Schirra hatte im März 2005 in einem Beitrag für das damals in Potsdam ansässige Magazin „Cicero“ aus einem vertraulichen Dossier des Bundeskriminalamtes (BKA) über den jordanischen Top-Terroristen Abu Mussab al Sarkawi zitiert. Im Herbst vergangenen Jahres hatten Ermittler des Landeskriminalamtes Brandenburg und des BKA in einer spektakulären Aktion die Potsdamer Redaktionsräume von Cicero sowie Schirras Privathaus durchsucht. Die Ermittler hatten der Cicero-Redaktion und ihrem Autor Schirra vorgeworfen, durch die Veröffentlichung der angeblich streng geheimen Unterlagen an dem Verrat von Dienstgeheimnissen mitgewirkt zu haben. Bei Schirra selbst hatten die Ermittler zehn Kisten mit Unterlagen beschlagnahmt – nur der Teil eines Umzugskartons hatte allerdings mit dem Cicero-Beitrag zu tun. Stattdessen hatten sie Rechercheunterlagen zu anderen brisanten Themen – etwa dem deutsch-französischen Leuna-Skandal und der CDU-Parteispendenaffäre –, die mit dem eigentlichen Verfahren nichts zu tun hatten, abtransportiert. Diese dann von den Ermittlern als „Zufallsfunde“ deklarierten Unterlagen hatten die Potsdamer dann den Berliner Ermittler übergeben, da einige der Unterlagen aus einem Untersuchungsausschuss des Bundestages stammten, also ebenfalls „geheim“ waren. Die Berliner Staatsanwaltschaft muss nun auf Geheiß der Bundestagsverwaltung die undichte Stelle im Bundestag und seiner Verwaltung suchen.
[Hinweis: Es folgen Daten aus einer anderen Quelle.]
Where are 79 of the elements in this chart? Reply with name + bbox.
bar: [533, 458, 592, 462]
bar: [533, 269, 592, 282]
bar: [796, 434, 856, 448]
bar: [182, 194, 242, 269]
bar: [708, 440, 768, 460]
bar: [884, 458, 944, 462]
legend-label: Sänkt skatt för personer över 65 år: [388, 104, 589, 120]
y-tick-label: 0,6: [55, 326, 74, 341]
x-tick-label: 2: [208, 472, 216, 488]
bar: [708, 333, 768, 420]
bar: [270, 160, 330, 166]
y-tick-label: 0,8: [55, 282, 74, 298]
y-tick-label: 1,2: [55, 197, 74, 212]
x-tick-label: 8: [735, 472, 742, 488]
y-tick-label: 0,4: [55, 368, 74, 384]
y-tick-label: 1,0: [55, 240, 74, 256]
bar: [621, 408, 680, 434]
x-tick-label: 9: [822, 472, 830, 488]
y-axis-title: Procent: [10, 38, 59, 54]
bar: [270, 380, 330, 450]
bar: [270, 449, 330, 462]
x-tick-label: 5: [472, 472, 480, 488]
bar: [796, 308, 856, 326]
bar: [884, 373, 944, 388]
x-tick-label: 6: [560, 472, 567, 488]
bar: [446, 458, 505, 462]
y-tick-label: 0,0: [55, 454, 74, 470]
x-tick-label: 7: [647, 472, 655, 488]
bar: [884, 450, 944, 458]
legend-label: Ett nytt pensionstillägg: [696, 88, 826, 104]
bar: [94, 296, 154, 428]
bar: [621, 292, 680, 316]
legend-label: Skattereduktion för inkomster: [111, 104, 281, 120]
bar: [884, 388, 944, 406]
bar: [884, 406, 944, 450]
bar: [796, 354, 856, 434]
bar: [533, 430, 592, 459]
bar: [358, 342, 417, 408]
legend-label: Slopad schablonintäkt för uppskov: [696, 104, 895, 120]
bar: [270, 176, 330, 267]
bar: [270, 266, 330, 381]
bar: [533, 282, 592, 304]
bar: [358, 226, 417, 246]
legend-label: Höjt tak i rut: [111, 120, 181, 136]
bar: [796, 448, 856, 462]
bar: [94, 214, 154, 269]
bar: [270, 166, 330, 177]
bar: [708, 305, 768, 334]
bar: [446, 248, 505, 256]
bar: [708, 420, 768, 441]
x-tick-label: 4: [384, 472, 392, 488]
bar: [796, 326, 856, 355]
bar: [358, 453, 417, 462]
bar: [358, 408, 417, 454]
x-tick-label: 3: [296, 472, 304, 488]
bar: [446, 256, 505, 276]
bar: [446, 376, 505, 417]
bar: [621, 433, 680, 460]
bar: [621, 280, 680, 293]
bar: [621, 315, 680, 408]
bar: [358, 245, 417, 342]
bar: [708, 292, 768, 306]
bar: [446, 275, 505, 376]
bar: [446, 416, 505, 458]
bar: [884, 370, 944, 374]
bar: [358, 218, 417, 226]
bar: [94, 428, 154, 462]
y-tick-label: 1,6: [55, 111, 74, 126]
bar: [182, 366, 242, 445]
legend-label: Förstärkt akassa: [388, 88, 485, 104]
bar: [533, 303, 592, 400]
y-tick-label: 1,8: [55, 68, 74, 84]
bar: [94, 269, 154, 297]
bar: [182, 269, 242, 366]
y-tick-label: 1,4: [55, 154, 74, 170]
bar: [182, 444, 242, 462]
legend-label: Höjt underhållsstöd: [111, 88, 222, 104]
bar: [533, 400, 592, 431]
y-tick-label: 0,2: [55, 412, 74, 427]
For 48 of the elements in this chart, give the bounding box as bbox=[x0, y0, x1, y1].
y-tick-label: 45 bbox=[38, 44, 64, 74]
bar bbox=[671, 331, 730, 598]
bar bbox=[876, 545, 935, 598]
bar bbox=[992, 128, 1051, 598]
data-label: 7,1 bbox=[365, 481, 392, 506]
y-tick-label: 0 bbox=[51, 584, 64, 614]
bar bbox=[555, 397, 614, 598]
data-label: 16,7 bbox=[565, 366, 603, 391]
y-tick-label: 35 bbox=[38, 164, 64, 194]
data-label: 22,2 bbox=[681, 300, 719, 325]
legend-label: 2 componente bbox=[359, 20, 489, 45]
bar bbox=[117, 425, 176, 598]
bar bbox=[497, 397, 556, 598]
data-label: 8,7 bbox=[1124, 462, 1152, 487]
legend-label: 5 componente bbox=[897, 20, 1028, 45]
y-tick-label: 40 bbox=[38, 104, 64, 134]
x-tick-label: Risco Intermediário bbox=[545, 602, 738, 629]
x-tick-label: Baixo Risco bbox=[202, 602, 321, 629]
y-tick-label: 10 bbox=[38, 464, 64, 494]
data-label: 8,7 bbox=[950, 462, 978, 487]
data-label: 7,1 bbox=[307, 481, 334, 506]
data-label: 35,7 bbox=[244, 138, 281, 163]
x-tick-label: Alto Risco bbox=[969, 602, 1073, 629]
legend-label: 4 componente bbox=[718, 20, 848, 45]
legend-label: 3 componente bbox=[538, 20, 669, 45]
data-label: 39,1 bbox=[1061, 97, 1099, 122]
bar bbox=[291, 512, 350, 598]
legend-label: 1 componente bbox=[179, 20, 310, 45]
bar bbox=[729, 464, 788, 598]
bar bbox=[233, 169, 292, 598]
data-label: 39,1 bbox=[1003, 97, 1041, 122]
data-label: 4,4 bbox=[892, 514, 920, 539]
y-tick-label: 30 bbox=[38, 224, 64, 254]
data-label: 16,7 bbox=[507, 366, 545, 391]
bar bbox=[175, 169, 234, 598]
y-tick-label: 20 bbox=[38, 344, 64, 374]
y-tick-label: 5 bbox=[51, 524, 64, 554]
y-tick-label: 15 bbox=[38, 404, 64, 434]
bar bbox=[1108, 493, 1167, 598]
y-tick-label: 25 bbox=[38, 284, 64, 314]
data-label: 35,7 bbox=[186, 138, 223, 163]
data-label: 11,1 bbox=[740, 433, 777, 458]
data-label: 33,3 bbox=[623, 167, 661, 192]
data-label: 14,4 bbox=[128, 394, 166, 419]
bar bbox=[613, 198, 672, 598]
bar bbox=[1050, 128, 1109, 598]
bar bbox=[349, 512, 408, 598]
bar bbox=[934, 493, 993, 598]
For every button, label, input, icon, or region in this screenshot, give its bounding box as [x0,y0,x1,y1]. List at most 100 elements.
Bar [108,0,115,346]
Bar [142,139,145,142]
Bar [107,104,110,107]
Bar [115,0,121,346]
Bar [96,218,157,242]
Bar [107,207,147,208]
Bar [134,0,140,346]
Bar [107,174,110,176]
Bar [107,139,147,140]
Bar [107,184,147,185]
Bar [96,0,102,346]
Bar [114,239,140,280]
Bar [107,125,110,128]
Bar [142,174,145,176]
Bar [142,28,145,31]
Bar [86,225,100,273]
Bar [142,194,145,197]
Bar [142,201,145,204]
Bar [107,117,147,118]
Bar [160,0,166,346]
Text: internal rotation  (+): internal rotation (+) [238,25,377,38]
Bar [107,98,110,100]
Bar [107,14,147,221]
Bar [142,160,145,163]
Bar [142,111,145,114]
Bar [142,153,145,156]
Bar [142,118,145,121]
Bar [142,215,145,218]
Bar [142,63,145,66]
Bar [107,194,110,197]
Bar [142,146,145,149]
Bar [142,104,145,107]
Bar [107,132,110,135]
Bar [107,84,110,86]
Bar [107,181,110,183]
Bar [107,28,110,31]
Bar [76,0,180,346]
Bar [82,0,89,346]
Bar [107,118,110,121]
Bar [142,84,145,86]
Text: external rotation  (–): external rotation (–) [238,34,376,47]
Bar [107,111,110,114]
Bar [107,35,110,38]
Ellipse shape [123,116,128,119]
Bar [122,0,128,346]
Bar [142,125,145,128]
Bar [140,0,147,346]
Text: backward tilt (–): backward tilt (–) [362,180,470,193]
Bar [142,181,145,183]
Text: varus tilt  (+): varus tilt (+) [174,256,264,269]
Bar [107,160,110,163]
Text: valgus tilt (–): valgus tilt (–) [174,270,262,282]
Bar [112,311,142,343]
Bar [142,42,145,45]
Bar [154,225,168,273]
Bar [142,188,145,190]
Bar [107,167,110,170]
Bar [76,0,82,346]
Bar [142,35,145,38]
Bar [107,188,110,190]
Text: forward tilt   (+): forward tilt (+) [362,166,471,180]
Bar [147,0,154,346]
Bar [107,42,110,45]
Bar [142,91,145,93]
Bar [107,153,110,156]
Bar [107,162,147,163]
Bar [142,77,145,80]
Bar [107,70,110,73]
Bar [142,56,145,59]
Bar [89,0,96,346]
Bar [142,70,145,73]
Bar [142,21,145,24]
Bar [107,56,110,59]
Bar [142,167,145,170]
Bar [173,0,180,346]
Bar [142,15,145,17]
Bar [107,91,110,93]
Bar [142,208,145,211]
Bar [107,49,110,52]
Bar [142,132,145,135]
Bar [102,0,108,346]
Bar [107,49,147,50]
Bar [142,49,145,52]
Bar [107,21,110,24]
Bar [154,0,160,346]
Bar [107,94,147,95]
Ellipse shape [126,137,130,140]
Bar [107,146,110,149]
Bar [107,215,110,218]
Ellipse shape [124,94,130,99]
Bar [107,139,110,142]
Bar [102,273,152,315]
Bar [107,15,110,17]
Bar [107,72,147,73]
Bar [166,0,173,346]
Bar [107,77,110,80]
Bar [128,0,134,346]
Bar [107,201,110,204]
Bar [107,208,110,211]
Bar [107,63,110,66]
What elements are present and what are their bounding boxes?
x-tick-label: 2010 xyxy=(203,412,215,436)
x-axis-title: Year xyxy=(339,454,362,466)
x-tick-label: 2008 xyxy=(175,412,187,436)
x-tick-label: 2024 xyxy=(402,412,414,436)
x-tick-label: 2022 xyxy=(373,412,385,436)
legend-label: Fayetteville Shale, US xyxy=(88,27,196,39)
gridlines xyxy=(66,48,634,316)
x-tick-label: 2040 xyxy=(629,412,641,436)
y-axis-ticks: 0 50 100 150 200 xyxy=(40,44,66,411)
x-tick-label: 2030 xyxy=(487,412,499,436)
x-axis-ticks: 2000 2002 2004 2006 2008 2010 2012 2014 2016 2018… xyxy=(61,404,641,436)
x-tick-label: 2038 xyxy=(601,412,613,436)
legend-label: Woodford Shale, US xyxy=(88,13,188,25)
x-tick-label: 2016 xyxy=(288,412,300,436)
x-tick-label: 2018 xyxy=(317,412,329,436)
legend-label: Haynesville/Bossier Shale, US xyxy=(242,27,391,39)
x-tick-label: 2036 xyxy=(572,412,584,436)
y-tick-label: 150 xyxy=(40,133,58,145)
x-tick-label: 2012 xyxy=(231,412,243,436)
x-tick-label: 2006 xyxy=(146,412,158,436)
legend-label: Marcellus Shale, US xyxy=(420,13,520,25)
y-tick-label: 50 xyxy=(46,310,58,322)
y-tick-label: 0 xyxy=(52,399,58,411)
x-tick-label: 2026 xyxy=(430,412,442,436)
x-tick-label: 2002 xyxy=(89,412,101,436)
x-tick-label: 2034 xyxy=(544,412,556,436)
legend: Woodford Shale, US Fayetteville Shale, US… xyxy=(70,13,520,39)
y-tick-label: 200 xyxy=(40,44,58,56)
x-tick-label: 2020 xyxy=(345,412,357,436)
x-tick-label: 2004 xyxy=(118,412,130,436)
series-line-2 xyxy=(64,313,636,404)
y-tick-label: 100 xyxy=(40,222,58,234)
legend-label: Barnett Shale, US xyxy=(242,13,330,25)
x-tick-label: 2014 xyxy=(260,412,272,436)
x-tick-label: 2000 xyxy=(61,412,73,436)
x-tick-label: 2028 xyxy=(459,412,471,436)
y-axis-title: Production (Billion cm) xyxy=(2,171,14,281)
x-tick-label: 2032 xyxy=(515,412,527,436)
Die Berliner Beamten hatten schon von Anfang wenig Interesse an dem Fall. Ein Ermittler hatte vor einigen Monaten gegenüber den PNN gesagt, man habe besseres zu tun, als Journalisten und ihren Quellen hinterher zu spionieren. Nach dem Scheitern ihrer Potsdamer Kollegen vor Gericht, werde man wohl nun eine „Schamfrist“ verstreichen lassen, um auch das Berliner Verfahren zu beenden, hieß es gestern aus Ermittlerkreisen in Berlin. Die Suche nach den Quellen von Journalisten habe noch nie zu einer Verurteilung geführt. „Wir haben hier den Wurmfortsatz eines Verfahrens, das es nie hätte geben dürfen; wir haben Unterlagen, die wir nie hätten erlangen dürfen“, hieß es mit Verweis auf die umstrittene Beschlagnahme bei Schirra weiter.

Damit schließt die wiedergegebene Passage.